Gabriel Rodney A, Litake Onkar, Simpson Sierra, Burton Brittany N, Waterman Ruth S, Macias Alvaro A
Division of Perioperative Informatics, Department of Anesthesiology, University of California, San Diego, La Jolla, CA 92037.
Department of Biomedical Informatics, University of California, San Diego Health, La Jolla, CA 92037.
Proc Natl Acad Sci U S A. 2024 Sep 24;121(39):e2320716121. doi: 10.1073/pnas.2320716121. Epub 2024 Sep 16.
The assessment of social determinants of health (SDoH) within healthcare systems is crucial for comprehensive patient care and addressing health disparities. Current challenges arise from the limited inclusion of structured SDoH information within electronic health record (EHR) systems, often due to the lack of standardized diagnosis codes. This study delves into the transformative potential of large language models (LLM) to overcome these challenges. LLM-based classifiers-using Bidirectional Encoder Representations from Transformers (BERT) and A Robustly Optimized BERT Pretraining Approach (RoBERTa)-were developed for SDoH concepts, including homelessness, food insecurity, and domestic violence, using synthetic training datasets generated by generative pre-trained transformers combined with authentic clinical notes. Models were then validated on separate datasets: Medical Information Mart for Intensive Care-III and our institutional EHR data. When training the model with a combination of synthetic and authentic notes, validation on our institutional dataset yielded an area under the receiver operating characteristics curve of 0.78 for detecting homelessness, 0.72 for detecting food insecurity, and 0.83 for detecting domestic violence. This study underscores the potential of LLMs in extracting SDoH information from clinical text. Automated detection of SDoH may be instrumental for healthcare providers in identifying at-risk patients, guiding targeted interventions, and contributing to population health initiatives aimed at mitigating disparities.

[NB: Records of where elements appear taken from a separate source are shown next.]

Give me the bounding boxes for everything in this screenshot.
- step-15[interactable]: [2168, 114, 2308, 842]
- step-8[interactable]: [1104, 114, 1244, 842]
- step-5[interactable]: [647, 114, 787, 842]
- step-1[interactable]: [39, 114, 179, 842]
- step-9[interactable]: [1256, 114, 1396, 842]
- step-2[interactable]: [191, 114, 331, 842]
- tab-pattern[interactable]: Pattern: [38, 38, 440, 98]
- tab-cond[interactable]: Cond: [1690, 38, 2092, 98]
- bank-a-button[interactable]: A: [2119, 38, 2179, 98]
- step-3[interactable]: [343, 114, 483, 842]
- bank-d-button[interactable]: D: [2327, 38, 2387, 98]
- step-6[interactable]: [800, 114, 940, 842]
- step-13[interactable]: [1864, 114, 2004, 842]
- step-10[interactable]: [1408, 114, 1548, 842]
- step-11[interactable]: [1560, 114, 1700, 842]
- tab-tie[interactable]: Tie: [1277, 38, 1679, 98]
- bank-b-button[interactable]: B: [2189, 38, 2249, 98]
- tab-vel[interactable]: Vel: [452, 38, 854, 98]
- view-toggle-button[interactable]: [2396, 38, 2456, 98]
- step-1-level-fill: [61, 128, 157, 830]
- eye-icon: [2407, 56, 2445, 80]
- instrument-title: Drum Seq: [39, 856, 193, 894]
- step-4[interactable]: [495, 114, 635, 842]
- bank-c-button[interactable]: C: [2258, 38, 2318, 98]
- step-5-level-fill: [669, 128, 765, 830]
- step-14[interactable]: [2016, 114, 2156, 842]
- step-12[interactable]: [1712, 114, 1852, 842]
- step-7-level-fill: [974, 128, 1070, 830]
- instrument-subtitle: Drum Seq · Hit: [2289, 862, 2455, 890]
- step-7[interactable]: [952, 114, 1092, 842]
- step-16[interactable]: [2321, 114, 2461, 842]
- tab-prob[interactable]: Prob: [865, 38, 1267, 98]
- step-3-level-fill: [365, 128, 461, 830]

在医疗保健系统中评估健康的社会决定因素(SDoH)对于全面的患者护理和解决健康差距至关重要。当前的挑战源于电子健康记录(EHR)系统中结构化SDoH信息的纳入有限,这通常是由于缺乏标准化诊断代码所致。本研究深入探讨了大语言模型(LLM)克服这些挑战的变革潜力。基于LLM的分类器——使用来自Transformer的双向编码器表示(BERT)和一种经过稳健优化的BERT预训练方法(RoBERTa)——针对包括无家可归、粮食不安全和家庭暴力在内的SDoH概念而开发,使用了由生成式预训练Transformer生成的合成训练数据集并结合真实临床记录。然后在单独的数据集上对模型进行验证:重症监护医学信息集市-III和我们机构的EHR数据。当使用合成记录和真实记录的组合训练模型时,在我们的机构数据集上进行验证,检测无家可归的受试者工作特征曲线下面积为0.78,检测粮食不安全的为0.72,检测家庭暴力的为0.83。本研究强调了LLM在从临床文本中提取SDoH信息方面的潜力。SDoH的自动检测可能有助于医疗保健提供者识别高危患者、指导有针对性的干预措施,并为旨在减少差距的人群健康倡议做出贡献。